Along the walls there were large screens showing pleasant underwater
scenes; he stopped in his tracks and did a double take as a school
of fish swam past. "Hey!" he said.
"It's to remind you where you are, but not really," Stani said.
"More friendly to imagine you're surrounded by happy fishes and
turtles than a vast, lifeless, crushing void, yes?"

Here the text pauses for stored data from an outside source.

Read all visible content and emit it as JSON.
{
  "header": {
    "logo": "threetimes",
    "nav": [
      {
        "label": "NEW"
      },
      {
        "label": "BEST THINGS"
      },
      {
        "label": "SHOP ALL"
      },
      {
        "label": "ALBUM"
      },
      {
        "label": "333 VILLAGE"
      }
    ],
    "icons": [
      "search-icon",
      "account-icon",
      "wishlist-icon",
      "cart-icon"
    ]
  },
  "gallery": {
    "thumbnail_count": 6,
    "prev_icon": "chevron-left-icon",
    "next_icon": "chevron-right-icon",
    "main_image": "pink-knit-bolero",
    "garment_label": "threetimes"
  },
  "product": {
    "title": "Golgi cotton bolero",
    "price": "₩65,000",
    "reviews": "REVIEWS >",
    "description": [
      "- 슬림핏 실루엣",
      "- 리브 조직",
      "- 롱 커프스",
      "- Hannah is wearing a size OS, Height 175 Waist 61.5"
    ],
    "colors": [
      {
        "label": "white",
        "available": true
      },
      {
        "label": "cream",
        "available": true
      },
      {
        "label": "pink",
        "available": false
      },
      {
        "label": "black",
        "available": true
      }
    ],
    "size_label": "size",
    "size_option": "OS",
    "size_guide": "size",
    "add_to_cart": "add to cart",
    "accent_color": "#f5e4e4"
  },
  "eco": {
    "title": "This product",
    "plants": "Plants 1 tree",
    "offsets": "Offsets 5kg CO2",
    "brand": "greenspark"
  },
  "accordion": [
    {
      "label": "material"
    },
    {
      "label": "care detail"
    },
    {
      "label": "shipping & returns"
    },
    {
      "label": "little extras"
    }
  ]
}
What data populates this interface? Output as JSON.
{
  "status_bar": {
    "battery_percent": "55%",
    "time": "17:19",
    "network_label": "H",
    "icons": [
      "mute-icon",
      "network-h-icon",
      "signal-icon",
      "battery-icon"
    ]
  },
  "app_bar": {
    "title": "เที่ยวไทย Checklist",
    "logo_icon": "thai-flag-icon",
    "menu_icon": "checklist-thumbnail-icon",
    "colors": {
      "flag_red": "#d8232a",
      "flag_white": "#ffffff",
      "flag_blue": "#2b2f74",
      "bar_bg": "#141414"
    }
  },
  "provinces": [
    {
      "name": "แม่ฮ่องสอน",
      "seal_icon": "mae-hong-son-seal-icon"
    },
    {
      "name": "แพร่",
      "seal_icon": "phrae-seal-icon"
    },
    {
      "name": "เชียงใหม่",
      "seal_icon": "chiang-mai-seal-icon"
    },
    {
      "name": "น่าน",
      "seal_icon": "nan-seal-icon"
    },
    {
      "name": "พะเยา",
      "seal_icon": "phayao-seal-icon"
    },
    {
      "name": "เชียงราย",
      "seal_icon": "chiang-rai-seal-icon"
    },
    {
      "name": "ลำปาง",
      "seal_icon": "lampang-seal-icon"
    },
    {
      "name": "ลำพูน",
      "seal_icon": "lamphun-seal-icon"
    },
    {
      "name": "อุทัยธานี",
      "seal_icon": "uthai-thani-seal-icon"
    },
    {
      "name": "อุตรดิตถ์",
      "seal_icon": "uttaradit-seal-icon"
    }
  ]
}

So yeah, this is what I read science fiction for – that intersection
of real-world interesting science with well-drawn people. It's not
just "let's do heroic engineering in the alien ocean", and it's not
just "let's look into characters while something alien happens in the
background"; it's a melding process that asks, given a reason for
humans to be here in the first place, how will they live and work? How
will the environment affect them, spending months in a place with no
natural light where you can never see the sky and stepping outside a
habitat without an armoured suit will kill you? (No, they don't have
virtual environment escapism.)
Fergus blinked at him. "Uh, no? I feel awkward asking, but Stani
said you might have something to help me sleep. You know, just to
catch up a bit."
Van Heer reached into his desk again and set a small vial in front
of Fergus. "One pill will knock you out for six to eight hours, deep
enough to stay asleep through just about anything short of a fire
alarm. Two pills will leave you a drooling mess on the floor for
most of a day, and you wouldn't hear that same fire alarm. Three
will have you heaving up not just your stomach contents but possibly
some organs too, and you probably wouldn't notice if you were what
was on fire. Four will just make you dead. There are three pills in
this bottle, because the Bastards Above don't like it when I help
kill their pilots. In a week, if you're still having trouble, come
back and see me and I'll give you three more."

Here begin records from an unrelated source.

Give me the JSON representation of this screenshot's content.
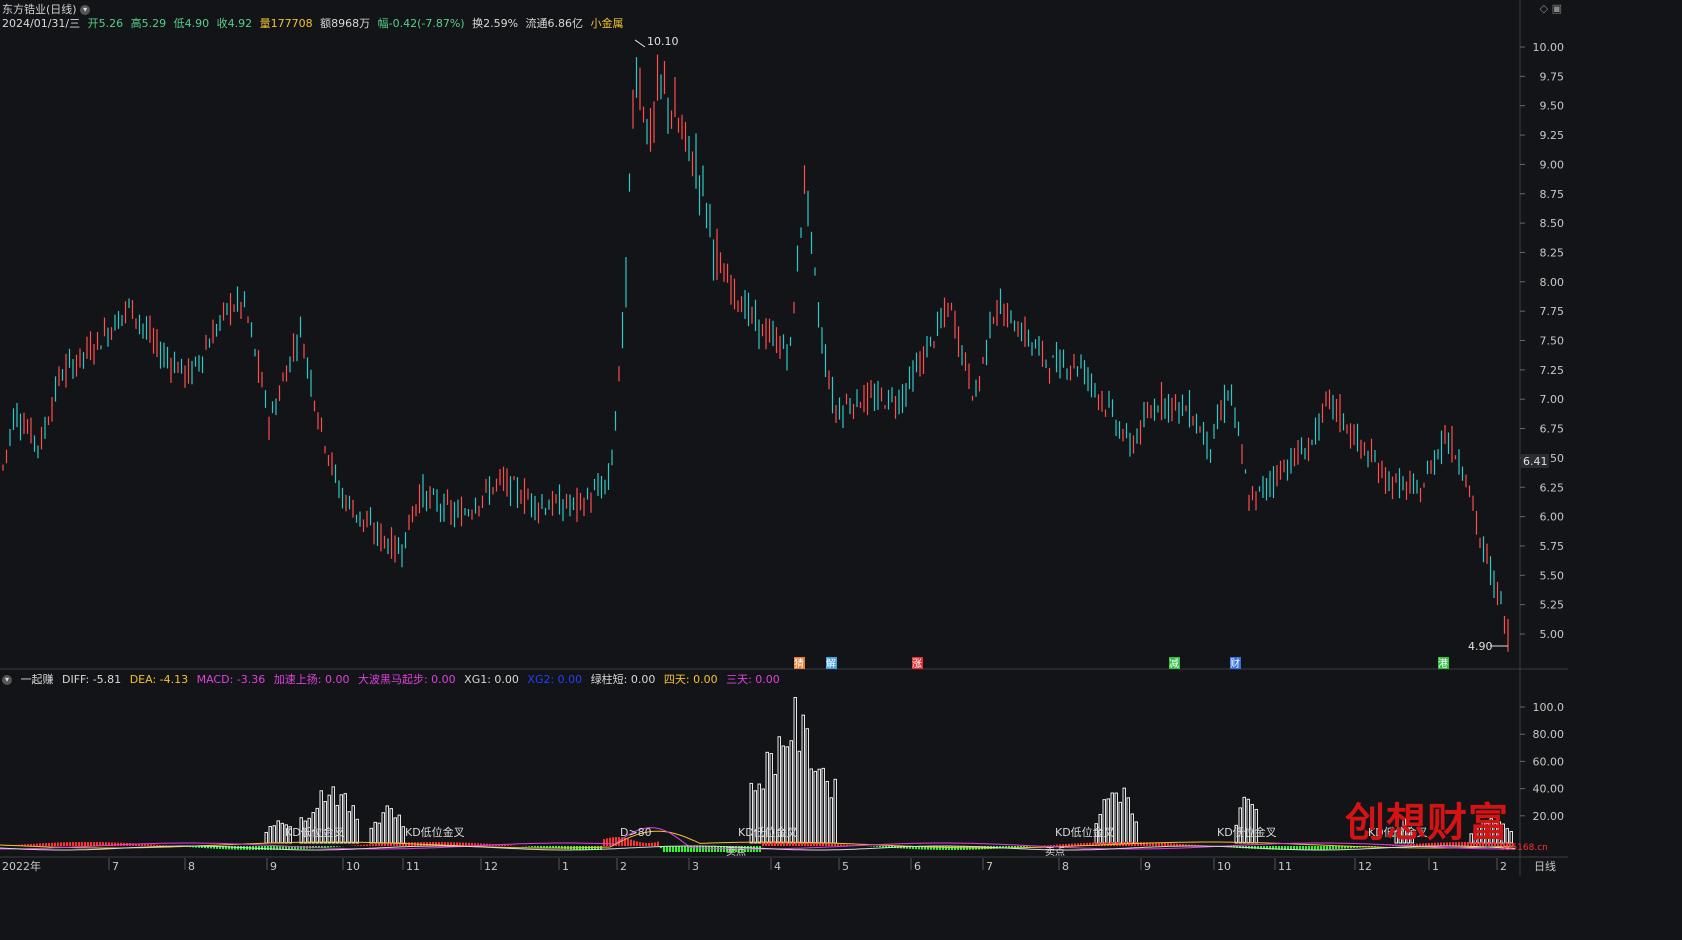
{
  "header": {
    "stock_name": "东方锆业(日线)",
    "date": "2024/01/31/三",
    "open_label": "开5.26",
    "high_label": "高5.29",
    "low_label": "低4.90",
    "close_label": "收4.92",
    "volume_label": "量177708",
    "amount_label": "额8968万",
    "change_label": "幅-0.42(-7.87%)",
    "turnover_label": "换2.59%",
    "float_label": "流通6.86亿",
    "sector_label": "小金属"
  },
  "price_axis": {
    "ticks": [
      "10.00",
      "9.75",
      "9.50",
      "9.25",
      "9.00",
      "8.75",
      "8.50",
      "8.25",
      "8.00",
      "7.75",
      "7.50",
      "7.25",
      "7.00",
      "6.75",
      "6.50",
      "6.25",
      "6.00",
      "5.75",
      "5.50",
      "5.25",
      "5.00"
    ],
    "current_price": "6.41"
  },
  "annotations": {
    "high_marker": "10.10",
    "low_marker": "4.90"
  },
  "event_badges": [
    {
      "label": "猜",
      "color": "#e08030"
    },
    {
      "label": "解",
      "color": "#40a0e0"
    },
    {
      "label": "涨",
      "color": "#e03030"
    },
    {
      "label": "减",
      "color": "#30c040"
    },
    {
      "label": "财",
      "color": "#3070e0"
    },
    {
      "label": "港",
      "color": "#30c040"
    }
  ],
  "indicator": {
    "name": "一起赚",
    "diff": "DIFF: -5.81",
    "dea": "DEA: -4.13",
    "macd": "MACD: -3.36",
    "accel": "加速上扬: 0.00",
    "bigwave": "大波黑马起步: 0.00",
    "xg1": "XG1: 0.00",
    "xg2": "XG2: 0.00",
    "greenbar": "绿柱短: 0.00",
    "fourday": "四天: 0.00",
    "threeday": "三天: 0.00",
    "colors": {
      "diff": "#d8d8d8",
      "dea": "#f2c230",
      "macd": "#e040e0",
      "accel": "#e040e0",
      "bigwave": "#e040e0",
      "xg1": "#d8d8d8",
      "xg2": "#2040ff",
      "greenbar": "#d8d8d8",
      "fourday": "#f2c230",
      "threeday": "#e040e0"
    },
    "axis_ticks": [
      "100.0",
      "80.00",
      "60.00",
      "40.00",
      "20.00"
    ],
    "signal_labels": [
      "KD低位金叉",
      "KD低位金叉",
      "D>80",
      "KD低位金叉",
      "KD低位金叉",
      "KD低位金叉",
      "KD低位金叉"
    ],
    "small_labels": [
      "卖点",
      "卖点"
    ]
  },
  "time_axis": {
    "labels": [
      "2022年",
      "7",
      "8",
      "9",
      "10",
      "11",
      "12",
      "1",
      "2",
      "3",
      "4",
      "5",
      "6",
      "7",
      "8",
      "9",
      "10",
      "11",
      "12",
      "1",
      "2"
    ],
    "period": "日线"
  },
  "watermark": {
    "main": "创想财富",
    "sub": "395168.cn"
  },
  "colors": {
    "up": "#ff4d4d",
    "down": "#2ec8c8",
    "bg": "#131417",
    "grid": "#2a2c30"
  }
}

So while the actual villains of the piece turn out to be surprisingly
conventional, the way they act and the plans they make are all
influenced by this place. Yes, there's a short but clearly loving
description of how the ice bores work, with their system of airlocks
and gas bubbles; but at the same time we see this through the eyes
of someone who's learning how to navigate it and observing how
corporate and personal priorities have been balanced in the design of
the safety systems (not well).
There's another volume out, and some dangling plot strands here, but
this story is basically complete in itself. If it reminded me of
anything, it was The Long Way to a Small, Angry Planet; I think it's
the importance of found-family, the attempt to live by one's own
ethical code, and the friction that gets generated simply by people
having slightly different priorities and preferences, quite separately
from some of them being outright villains.
I liked Finder with reservations, but this is excellent; Fergus's
personal story hasn't dropped out of sight, indeed it's a significant
plot initiator, but it's better mixed with the stuff happening in the
now. Definitely a contender for my favourite book of the year.